There’s nothing like a good story, to make a point, so here is the kick off, to ‘getting kicked out’ of church. I don’t mean to offend, though some will, undoubtedly, find that terminology offensive, even sacrilegious. However, since a large percent of the time the act itself is sacrilegious—violating God and disrespecting that which is sacred—and therefore more becoming to heathens than to believers, I have no difficulty using slang to describe it.
A good friend of mine, who was thusly greeted–or ‘ungreeted’, to be technical– after receiving the Baptism of the Holy Spirit (Mark 1:8) refers to it as having received the ‘right foot of fellowship’.
At best, my less than religious take on it, in my introduction, takes the power out of excommunication for those victimized by it. (That is my intent.) There is nothing ‘spiritual’ or ‘holy’ about the abuse of power. Shameful? Yes! But there is biblically no need to be spiritually traumatized by it. Somehow it has the ability to leave a grown man or woman shaken, and that is some of what I will explore in the posts related to the topic.
At worst, my satire offends those who condone its extreme, and use it as a tool of control and abuse. Check your heart. Better yet, ask God to. If there is any personal quest for power driving you, repent. (Psalm 139;23-24)
Those who walk in grace and humility do not abuse power. For those who have been involved in administering the process biblically, there is no need to be offended. It is not the few who walk in love and biblical leadership, whom I address in this part of Spiritual Abuse. I would not use satire to write about confronting sin in a biblical manner. That would be hypocritical of me.
I open with a lighter tone, in stark contrast with the harshness, because it’s too ‘heavy’ to enter any other way. All light-heartedness aside, there is something about excommunication that is incredibly destructive, when used abusively. (I have not spoken to anyone where there was legitimate cause for it—because of sin that is not repented of—so I cannot speak to whether it is effective or not. Does it ever bring redemption? Until I hear one testimony to that effect, from someone who was excommunicated, that question remains unanswered. I can only speak to it from my experience, and what has been shared with me.
At age sixteen I found myself surrounded by a fistful of preachers and a bishop, my sins about to be addressed and my rejection notice served.
Only months earlier, having had quite enough of the abuse, violence and death threats at home, I moved a bit over an hour from home, in hopes to start a new life. Once away from the ‘hell of it all’, I had no desire to return, even for weekends.

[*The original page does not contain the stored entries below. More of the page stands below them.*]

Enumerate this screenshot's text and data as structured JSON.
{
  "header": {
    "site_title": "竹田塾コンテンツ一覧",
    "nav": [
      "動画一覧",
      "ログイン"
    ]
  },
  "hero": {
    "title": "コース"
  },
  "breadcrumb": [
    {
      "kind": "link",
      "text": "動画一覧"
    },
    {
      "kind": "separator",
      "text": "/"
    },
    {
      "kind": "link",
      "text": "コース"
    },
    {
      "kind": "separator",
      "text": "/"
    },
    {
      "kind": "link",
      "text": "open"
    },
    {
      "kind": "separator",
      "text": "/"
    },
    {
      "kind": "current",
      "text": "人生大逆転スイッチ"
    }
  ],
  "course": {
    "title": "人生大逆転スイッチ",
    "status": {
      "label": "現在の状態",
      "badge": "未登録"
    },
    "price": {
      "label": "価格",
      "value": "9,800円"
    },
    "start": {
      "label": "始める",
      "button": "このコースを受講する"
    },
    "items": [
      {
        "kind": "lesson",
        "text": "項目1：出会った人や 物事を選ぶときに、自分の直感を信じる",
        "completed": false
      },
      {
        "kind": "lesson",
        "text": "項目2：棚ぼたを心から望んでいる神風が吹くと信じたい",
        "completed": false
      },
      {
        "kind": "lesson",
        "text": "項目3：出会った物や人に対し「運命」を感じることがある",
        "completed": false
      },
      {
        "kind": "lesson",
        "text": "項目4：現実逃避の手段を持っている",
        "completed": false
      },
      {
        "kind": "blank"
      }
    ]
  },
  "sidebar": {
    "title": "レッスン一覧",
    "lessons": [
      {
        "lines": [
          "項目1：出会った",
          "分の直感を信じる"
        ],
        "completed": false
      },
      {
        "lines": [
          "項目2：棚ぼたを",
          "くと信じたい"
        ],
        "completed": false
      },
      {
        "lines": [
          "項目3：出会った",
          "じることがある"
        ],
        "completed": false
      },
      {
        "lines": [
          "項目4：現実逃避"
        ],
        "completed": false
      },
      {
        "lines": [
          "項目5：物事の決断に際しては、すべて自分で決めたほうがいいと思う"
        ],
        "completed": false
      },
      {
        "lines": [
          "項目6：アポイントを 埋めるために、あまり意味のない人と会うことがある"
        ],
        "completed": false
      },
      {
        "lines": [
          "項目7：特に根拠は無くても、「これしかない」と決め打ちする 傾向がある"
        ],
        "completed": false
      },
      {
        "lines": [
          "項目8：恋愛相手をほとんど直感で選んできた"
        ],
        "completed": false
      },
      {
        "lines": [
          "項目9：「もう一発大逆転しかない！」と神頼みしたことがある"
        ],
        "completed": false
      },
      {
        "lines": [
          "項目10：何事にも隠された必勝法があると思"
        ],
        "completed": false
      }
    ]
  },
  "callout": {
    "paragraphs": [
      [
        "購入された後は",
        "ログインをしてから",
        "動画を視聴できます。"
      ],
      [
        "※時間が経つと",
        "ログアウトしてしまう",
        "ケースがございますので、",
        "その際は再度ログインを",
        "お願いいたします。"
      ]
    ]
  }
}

I visited random churches in the town of Wellesley Ontario, and surrounding area, trying to stay in touch with God. Mostly, just being away from the trauma of daily terror was heaven. I wasn’t particularly rebelling against God, at least not deliberately, nor was I pursuing Him in the ways I had been taught. I was just happy for a safe place to live, with ‘Grandma Katie Steckle’, the kind elderly woman who provided room and board for me. Sometimes my only ‘church’ was me out in the yard with my ‘ghetto blaster’, listening to Gospel Echoes. I was happy in those moments, just me and Jesus, and a boom box, lying on the grass. I could almost feel Him there with me.
Evenings were spent visiting old people in town. Trying never to over-stay my welcome, I tried to visit no more than once a week. They all loved my company, served me cookies and invited me to watch TV with them. Most of them were Christians and some even had Mennonite background, so they understood me.
As these friendships carried me through a difficult season of life, a storm was brewing. A girl from my home church reported to the leaders that I was watching TV. (She asked me and I was honest enough to say yes.)
And that is how it came about that I found myself sitting in a classroom, at the Cornerstone Christian School, on the outskirts of Wellesley, Ontario, surrounded by a group of preachers, a bishop and one preacher’s wife, a lost child, about to get kicked out of church membership.